Artikel 6 Der Vorstand dieser Gesellschaft ermächtigt das Sekretariat, die Angelegenheiten der Informationsoffenlegung dieser Gesellschaft zu organisieren und zu koordinieren.
Artikel 7Vor der Offenlegung von Informationen sind die folgenden Verfahren strikt einzuhalten:
(1) Der Leiter der Abteilung, die die Informationen bereitstellt, prüft die relevanten Informationsunterlagen und bestätigt sie durch Unterschrift;
(2) Der Generalsekretär führt eine normative Prüfung durch und unterschreibt;
Artikel 8Die Offenlegung wichtiger Angelegenheiten, die erhebliche Auswirkungen auf den Verband und die Gesellschaft haben, muss mit Genehmigung der zuständigen staatlichen Fachaufsichtsbehörden erfolgen. Nach ausreichender Konsultation und Abstimmung der Darstellung darf sie erst dann öffentlich bekannt gegeben werden.
Artikel 9Ohne Beschluss des Vorstands oder Ermächtigung durch den Vorsitzenden dürfen Vorstandsmitglieder nicht im eigenen Namen Informationen im Namen dieser Gesellschaft oder des Vorstands veröffentlichen oder offenlegen, die von dieser Gesellschaft nicht zuvor öffentlich gemacht wurden.
Artikel 10Der Aufsichtsrat und einzelne Aufsichtsräte dürfen nicht im Namen der Gesellschaft gegenüber der Mitgliederversammlung (Vertreterversammlung) oder den Medien Informationen veröffentlichen oder offenlegen, die von dieser Gesellschaft nicht zuvor öffentlich gemacht wurden. Wenn der Aufsichtsrat oder ein Aufsichtsrat der Mitgliederversammlung oder einer Regierungsbehörde über Handlungen von Personen berichtet, die die Interessen dieser Gesellschaft schädigen oder gegen Gesetze, Vorschriften oder die Satzung dieser Gesellschaft verstoßen, muss er den Vorstand unverzüglich benachrichtigen und die relevanten Unterlagen bereitstellen.
Artikel 11Der Jahresarbeitsbericht und der Jahresfinanzbericht dieser Gesellschaft sind nach Prüfung durch den Vorstand den Mitgliedern bekannt zu geben und beim Registergericht für soziale Organisationen einzureichen.
Artikel 12Diese Gesellschaft muss die Mitglieder bzw. Vorstandsmitglieder vor der Einberufung der Mitgliederversammlung (Vertreterversammlung) bzw. der Vorstandssitzung über Zeit, Ort, Art und Weise sowie Tagesordnung der Sitzung informieren.
Artikel 13Diese Gesellschaft muss die Mitglieder zeitnah über die Beschlüsse der Mitgliederversammlung (Vertreterversammlung) und des Vorstands über die Informationsoffenlegungskanäle dieser Gesellschaft informieren,und dies beim Registergericht für soziale Organisationen zur Aufzeichnung einreichen.
Artikel 14Diese Gesellschaft muss jederzeit die Informationsdynamik der Branche dieser Gesellschaft verfolgen und die Mitglieder zeitnah über Informationen informieren, die den normalen Betrieb dieser Gesellschaft erheblich beeinflussen könnten.

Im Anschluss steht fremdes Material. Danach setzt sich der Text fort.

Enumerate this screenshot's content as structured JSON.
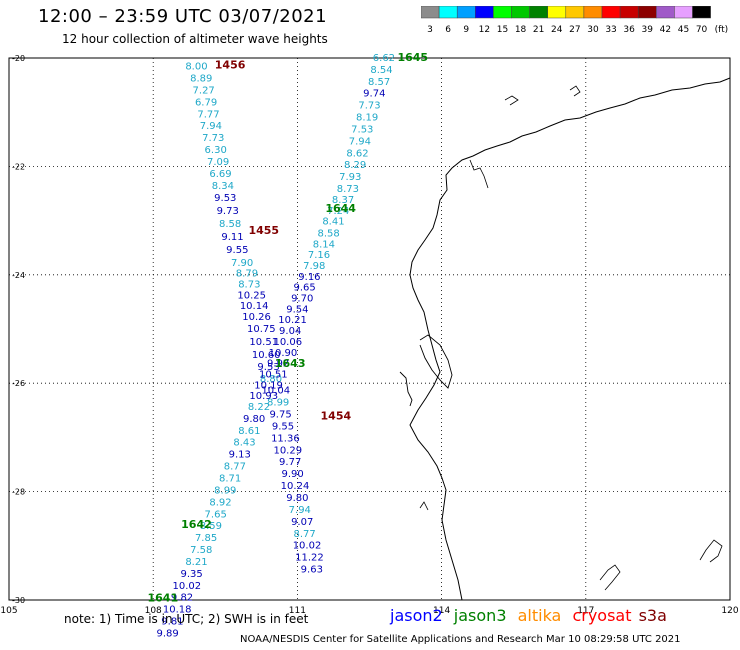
{
  "header": {
    "title": "12:00 – 23:59 UTC 03/07/2021",
    "subtitle": "12 hour collection of altimeter wave heights"
  },
  "legend": {
    "bins": [
      {
        "label": "3",
        "color": "#8c8c8c"
      },
      {
        "label": "6",
        "color": "#00ffff"
      },
      {
        "label": "9",
        "color": "#00a0ff"
      },
      {
        "label": "12",
        "color": "#0000ff"
      },
      {
        "label": "15",
        "color": "#00ff00"
      },
      {
        "label": "18",
        "color": "#00c800"
      },
      {
        "label": "21",
        "color": "#008200"
      },
      {
        "label": "24",
        "color": "#ffff00"
      },
      {
        "label": "27",
        "color": "#ffc800"
      },
      {
        "label": "30",
        "color": "#ff8c00"
      },
      {
        "label": "33",
        "color": "#ff0000"
      },
      {
        "label": "36",
        "color": "#c80000"
      },
      {
        "label": "39",
        "color": "#8c0000"
      },
      {
        "label": "42",
        "color": "#a05ac8"
      },
      {
        "label": "45",
        "color": "#e6a0ff"
      },
      {
        "label": "70",
        "color": "#000000"
      }
    ],
    "unit": "(ft)"
  },
  "axes": {
    "lat_labels": [
      "-20",
      "-22",
      "-24",
      "-26",
      "-28",
      "-30"
    ],
    "lon_labels": [
      "105",
      "108",
      "111",
      "114",
      "117",
      "120"
    ]
  },
  "colors": {
    "cyan": "#1fa8c8",
    "navy": "#0000b4",
    "time_green": "#008000",
    "time_maroon": "#800000",
    "jason2": "#0000ff",
    "jason3": "#008000",
    "altika": "#ff8c00",
    "cryosat": "#ff0000",
    "s3a": "#800000"
  },
  "tracks": {
    "A": {
      "times": [
        {
          "label": "1456",
          "color": "maroon",
          "lat": -20.12,
          "lon": 109.6
        },
        {
          "label": "1455",
          "color": "maroon",
          "lat": -23.17,
          "lon": 110.3
        },
        {
          "label": "1454",
          "color": "maroon",
          "lat": -26.6,
          "lon": 111.8
        }
      ],
      "points": [
        {
          "v": "8.00",
          "lat": -20.14,
          "lon": 108.9,
          "c": "cyan"
        },
        {
          "v": "8.89",
          "lat": -20.36,
          "lon": 109.0,
          "c": "cyan"
        },
        {
          "v": "7.27",
          "lat": -20.58,
          "lon": 109.05,
          "c": "cyan"
        },
        {
          "v": "6.79",
          "lat": -20.8,
          "lon": 109.1,
          "c": "cyan"
        },
        {
          "v": "7.77",
          "lat": -21.02,
          "lon": 109.15,
          "c": "cyan"
        },
        {
          "v": "7.94",
          "lat": -21.24,
          "lon": 109.2,
          "c": "cyan"
        },
        {
          "v": "7.73",
          "lat": -21.46,
          "lon": 109.25,
          "c": "cyan"
        },
        {
          "v": "6.30",
          "lat": -21.68,
          "lon": 109.3,
          "c": "cyan"
        },
        {
          "v": "7.09",
          "lat": -21.9,
          "lon": 109.35,
          "c": "cyan"
        },
        {
          "v": "6.69",
          "lat": -22.12,
          "lon": 109.4,
          "c": "cyan"
        },
        {
          "v": "8.34",
          "lat": -22.34,
          "lon": 109.45,
          "c": "cyan"
        },
        {
          "v": "9.53",
          "lat": -22.56,
          "lon": 109.5,
          "c": "navy"
        },
        {
          "v": "9.73",
          "lat": -22.8,
          "lon": 109.55,
          "c": "navy"
        },
        {
          "v": "8.58",
          "lat": -23.04,
          "lon": 109.6,
          "c": "cyan"
        },
        {
          "v": "9.11",
          "lat": -23.28,
          "lon": 109.65,
          "c": "navy"
        },
        {
          "v": "9.55",
          "lat": -23.52,
          "lon": 109.75,
          "c": "navy"
        },
        {
          "v": "7.90",
          "lat": -23.76,
          "lon": 109.85,
          "c": "cyan"
        },
        {
          "v": "8.79",
          "lat": -23.96,
          "lon": 109.95,
          "c": "cyan"
        },
        {
          "v": "8.73",
          "lat": -24.16,
          "lon": 110.0,
          "c": "cyan"
        },
        {
          "v": "10.25",
          "lat": -24.36,
          "lon": 110.05,
          "c": "navy"
        },
        {
          "v": "10.14",
          "lat": -24.56,
          "lon": 110.1,
          "c": "navy"
        },
        {
          "v": "10.26",
          "lat": -24.76,
          "lon": 110.15,
          "c": "navy"
        },
        {
          "v": "10.75",
          "lat": -24.98,
          "lon": 110.25,
          "c": "navy"
        },
        {
          "v": "10.51",
          "lat": -25.22,
          "lon": 110.3,
          "c": "navy"
        },
        {
          "v": "10.60",
          "lat": -25.46,
          "lon": 110.35,
          "c": "navy"
        },
        {
          "v": "9.53",
          "lat": -25.68,
          "lon": 110.4,
          "c": "navy"
        },
        {
          "v": "8.80",
          "lat": -25.9,
          "lon": 110.45,
          "c": "cyan"
        },
        {
          "v": "10.04",
          "lat": -26.12,
          "lon": 110.55,
          "c": "navy"
        },
        {
          "v": "8.99",
          "lat": -26.34,
          "lon": 110.6,
          "c": "cyan"
        },
        {
          "v": "9.75",
          "lat": -26.56,
          "lon": 110.65,
          "c": "navy"
        },
        {
          "v": "9.55",
          "lat": -26.78,
          "lon": 110.7,
          "c": "navy"
        },
        {
          "v": "11.36",
          "lat": -27.0,
          "lon": 110.75,
          "c": "navy"
        },
        {
          "v": "10.29",
          "lat": -27.22,
          "lon": 110.8,
          "c": "navy"
        },
        {
          "v": "9.77",
          "lat": -27.44,
          "lon": 110.85,
          "c": "navy"
        },
        {
          "v": "9.90",
          "lat": -27.66,
          "lon": 110.9,
          "c": "navy"
        },
        {
          "v": "10.24",
          "lat": -27.88,
          "lon": 110.95,
          "c": "navy"
        },
        {
          "v": "9.80",
          "lat": -28.1,
          "lon": 111.0,
          "c": "navy"
        },
        {
          "v": "7.94",
          "lat": -28.32,
          "lon": 111.05,
          "c": "cyan"
        },
        {
          "v": "9.07",
          "lat": -28.54,
          "lon": 111.1,
          "c": "navy"
        },
        {
          "v": "8.77",
          "lat": -28.76,
          "lon": 111.15,
          "c": "cyan"
        },
        {
          "v": "10.02",
          "lat": -28.98,
          "lon": 111.2,
          "c": "navy"
        },
        {
          "v": "11.22",
          "lat": -29.2,
          "lon": 111.25,
          "c": "navy"
        },
        {
          "v": "9.63",
          "lat": -29.42,
          "lon": 111.3,
          "c": "navy"
        }
      ]
    },
    "B": {
      "times": [
        {
          "label": "1645",
          "color": "green",
          "lat": -19.98,
          "lon": 113.4
        },
        {
          "label": "1644",
          "color": "green",
          "lat": -22.77,
          "lon": 111.9
        },
        {
          "label": "1643",
          "color": "green",
          "lat": -25.63,
          "lon": 110.85
        },
        {
          "label": "1642",
          "color": "green",
          "lat": -28.6,
          "lon": 108.9
        },
        {
          "label": "1641",
          "color": "green",
          "lat": -29.95,
          "lon": 108.2
        }
      ],
      "points": [
        {
          "v": "6.62",
          "lat": -19.98,
          "lon": 112.8,
          "c": "cyan"
        },
        {
          "v": "8.54",
          "lat": -20.2,
          "lon": 112.75,
          "c": "cyan"
        },
        {
          "v": "8.57",
          "lat": -20.42,
          "lon": 112.7,
          "c": "cyan"
        },
        {
          "v": "9.74",
          "lat": -20.64,
          "lon": 112.6,
          "c": "navy"
        },
        {
          "v": "7.73",
          "lat": -20.86,
          "lon": 112.5,
          "c": "cyan"
        },
        {
          "v": "8.19",
          "lat": -21.08,
          "lon": 112.45,
          "c": "cyan"
        },
        {
          "v": "7.53",
          "lat": -21.3,
          "lon": 112.35,
          "c": "cyan"
        },
        {
          "v": "7.94",
          "lat": -21.52,
          "lon": 112.3,
          "c": "cyan"
        },
        {
          "v": "8.62",
          "lat": -21.74,
          "lon": 112.25,
          "c": "cyan"
        },
        {
          "v": "8.29",
          "lat": -21.96,
          "lon": 112.2,
          "c": "cyan"
        },
        {
          "v": "7.93",
          "lat": -22.18,
          "lon": 112.1,
          "c": "cyan"
        },
        {
          "v": "8.73",
          "lat": -22.4,
          "lon": 112.05,
          "c": "cyan"
        },
        {
          "v": "8.37",
          "lat": -22.6,
          "lon": 111.95,
          "c": "cyan"
        },
        {
          "v": "7.24",
          "lat": -22.8,
          "lon": 111.85,
          "c": "cyan"
        },
        {
          "v": "8.41",
          "lat": -23.0,
          "lon": 111.75,
          "c": "cyan"
        },
        {
          "v": "8.58",
          "lat": -23.22,
          "lon": 111.65,
          "c": "cyan"
        },
        {
          "v": "8.14",
          "lat": -23.42,
          "lon": 111.55,
          "c": "cyan"
        },
        {
          "v": "7.16",
          "lat": -23.62,
          "lon": 111.45,
          "c": "cyan"
        },
        {
          "v": "7.98",
          "lat": -23.82,
          "lon": 111.35,
          "c": "cyan"
        },
        {
          "v": "9.16",
          "lat": -24.02,
          "lon": 111.25,
          "c": "navy"
        },
        {
          "v": "9.65",
          "lat": -24.22,
          "lon": 111.15,
          "c": "navy"
        },
        {
          "v": "9.70",
          "lat": -24.42,
          "lon": 111.1,
          "c": "navy"
        },
        {
          "v": "9.54",
          "lat": -24.62,
          "lon": 111.0,
          "c": "navy"
        },
        {
          "v": "10.21",
          "lat": -24.82,
          "lon": 110.9,
          "c": "navy"
        },
        {
          "v": "9.04",
          "lat": -25.02,
          "lon": 110.85,
          "c": "navy"
        },
        {
          "v": "10.06",
          "lat": -25.22,
          "lon": 110.8,
          "c": "navy"
        },
        {
          "v": "10.90",
          "lat": -25.42,
          "lon": 110.7,
          "c": "navy"
        },
        {
          "v": "9.92",
          "lat": -25.62,
          "lon": 110.6,
          "c": "navy"
        },
        {
          "v": "10.51",
          "lat": -25.82,
          "lon": 110.5,
          "c": "navy"
        },
        {
          "v": "10.19",
          "lat": -26.02,
          "lon": 110.4,
          "c": "navy"
        },
        {
          "v": "10.93",
          "lat": -26.22,
          "lon": 110.3,
          "c": "navy"
        },
        {
          "v": "8.22",
          "lat": -26.42,
          "lon": 110.2,
          "c": "cyan"
        },
        {
          "v": "9.80",
          "lat": -26.64,
          "lon": 110.1,
          "c": "navy"
        },
        {
          "v": "8.61",
          "lat": -26.86,
          "lon": 110.0,
          "c": "cyan"
        },
        {
          "v": "8.43",
          "lat": -27.08,
          "lon": 109.9,
          "c": "cyan"
        },
        {
          "v": "9.13",
          "lat": -27.3,
          "lon": 109.8,
          "c": "navy"
        },
        {
          "v": "8.77",
          "lat": -27.52,
          "lon": 109.7,
          "c": "cyan"
        },
        {
          "v": "8.71",
          "lat": -27.74,
          "lon": 109.6,
          "c": "cyan"
        },
        {
          "v": "8.99",
          "lat": -27.96,
          "lon": 109.5,
          "c": "cyan"
        },
        {
          "v": "8.92",
          "lat": -28.18,
          "lon": 109.4,
          "c": "cyan"
        },
        {
          "v": "7.65",
          "lat": -28.4,
          "lon": 109.3,
          "c": "cyan"
        },
        {
          "v": "8.59",
          "lat": -28.62,
          "lon": 109.2,
          "c": "cyan"
        },
        {
          "v": "7.85",
          "lat": -28.84,
          "lon": 109.1,
          "c": "cyan"
        },
        {
          "v": "7.58",
          "lat": -29.06,
          "lon": 109.0,
          "c": "cyan"
        },
        {
          "v": "8.21",
          "lat": -29.28,
          "lon": 108.9,
          "c": "cyan"
        },
        {
          "v": "9.35",
          "lat": -29.5,
          "lon": 108.8,
          "c": "navy"
        },
        {
          "v": "10.02",
          "lat": -29.72,
          "lon": 108.7,
          "c": "navy"
        },
        {
          "v": "9.82",
          "lat": -29.94,
          "lon": 108.6,
          "c": "navy"
        },
        {
          "v": "10.18",
          "lat": -30.16,
          "lon": 108.5,
          "c": "navy"
        },
        {
          "v": "9.81",
          "lat": -30.38,
          "lon": 108.4,
          "c": "navy"
        },
        {
          "v": "9.89",
          "lat": -30.6,
          "lon": 108.3,
          "c": "navy"
        }
      ]
    }
  },
  "footer": {
    "note": "note: 1) Time is in UTC; 2) SWH is in feet",
    "satellites": [
      {
        "name": "jason2",
        "color": "jason2"
      },
      {
        "name": "jason3",
        "color": "jason3"
      },
      {
        "name": "altika",
        "color": "altika"
      },
      {
        "name": "cryosat",
        "color": "cryosat"
      },
      {
        "name": "s3a",
        "color": "s3a"
      }
    ],
    "credit": "NOAA/NESDIS Center for Satellite Applications and Research    Mar 10 08:29:58 UTC 2021"
  }
}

Artikel 15Die vom Verband extern offengelegten Dokumente (einschließlich regelmäßiger und außerordentlicher Berichte) sind in speziellen Archiven zu hinterlegen und aufzubewahren. Dokumente der Mitglieder-(Vertreter-)Versammlung, des Rates, des Aufsichtsrats oder des Aufsichtsbeamten sowie Offenlegungsdokumente sind getrennt nach Kategorien zu archivieren.

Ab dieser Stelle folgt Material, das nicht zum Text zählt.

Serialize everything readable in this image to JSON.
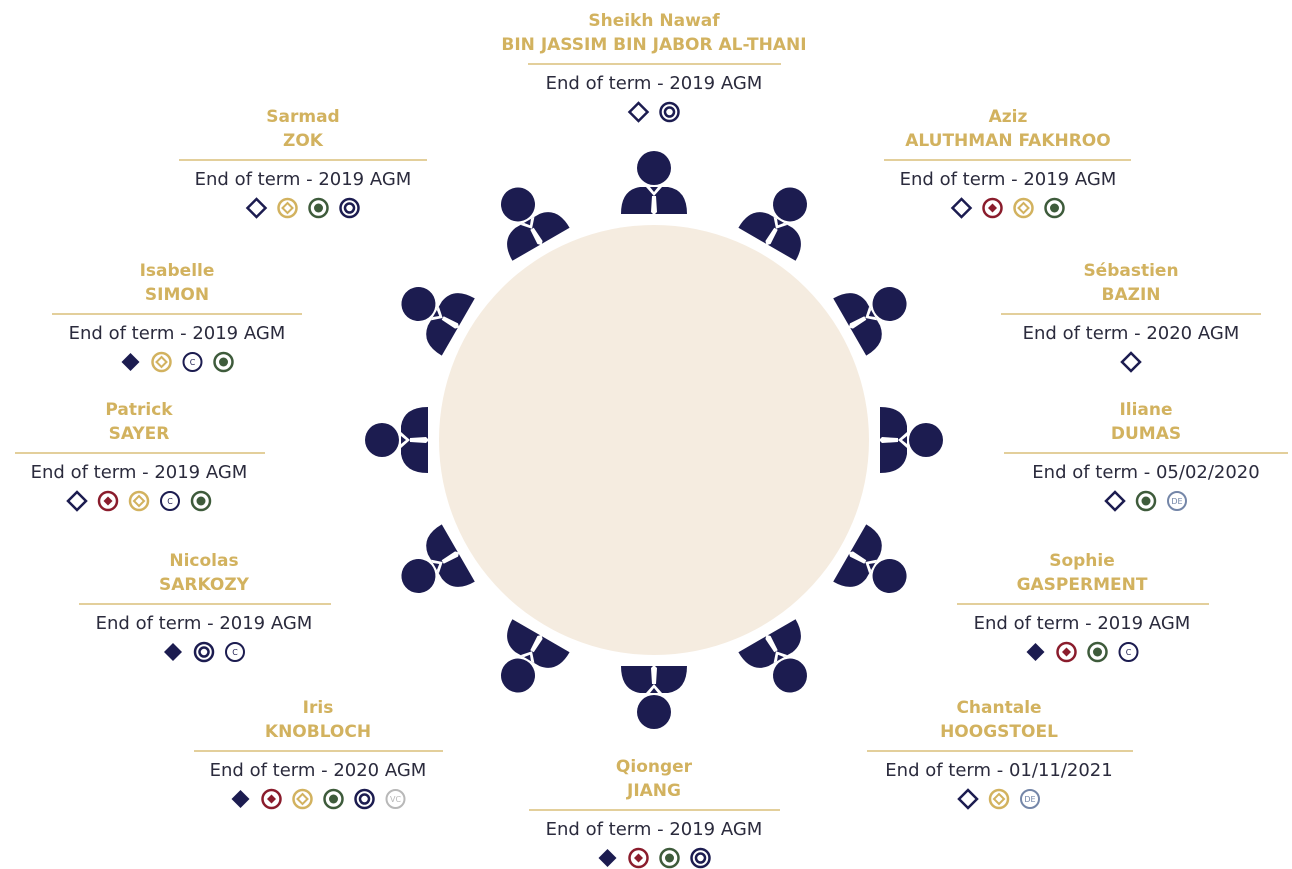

Artikel 16Ratsmitglieder, Aufsichtsratsmitglieder und andere Mitarbeiter des Verbandes, die aufgrund ihrer Arbeit mit offenlegungspflichtigen Informationen in Kontakt kommen, haben die Pflicht und Verantwortung, die Vertraulichkeit von nicht offengelegten Informationen, die erhebliche Auswirkungen auf den Verband haben können, zu wahren und dürfen solche nicht offengelegten Informationen nicht preisgeben. Andernfalls tragen sie die volle Verantwortung für alle daraus resultierenden negativen Folgen.
Artikel 17Wenn die nachteiligen Auswirkungen auf den Verband durch Pflichtverletzungen der betreffenden Mitarbeiter des Verbandes verursacht werden, sind diese zu bestrafen.
Artikel 18Diese Regelung tritt nach Prüfung und Verabschiedung durch den Rat in Kraft und wird vom Rat ausgelegt.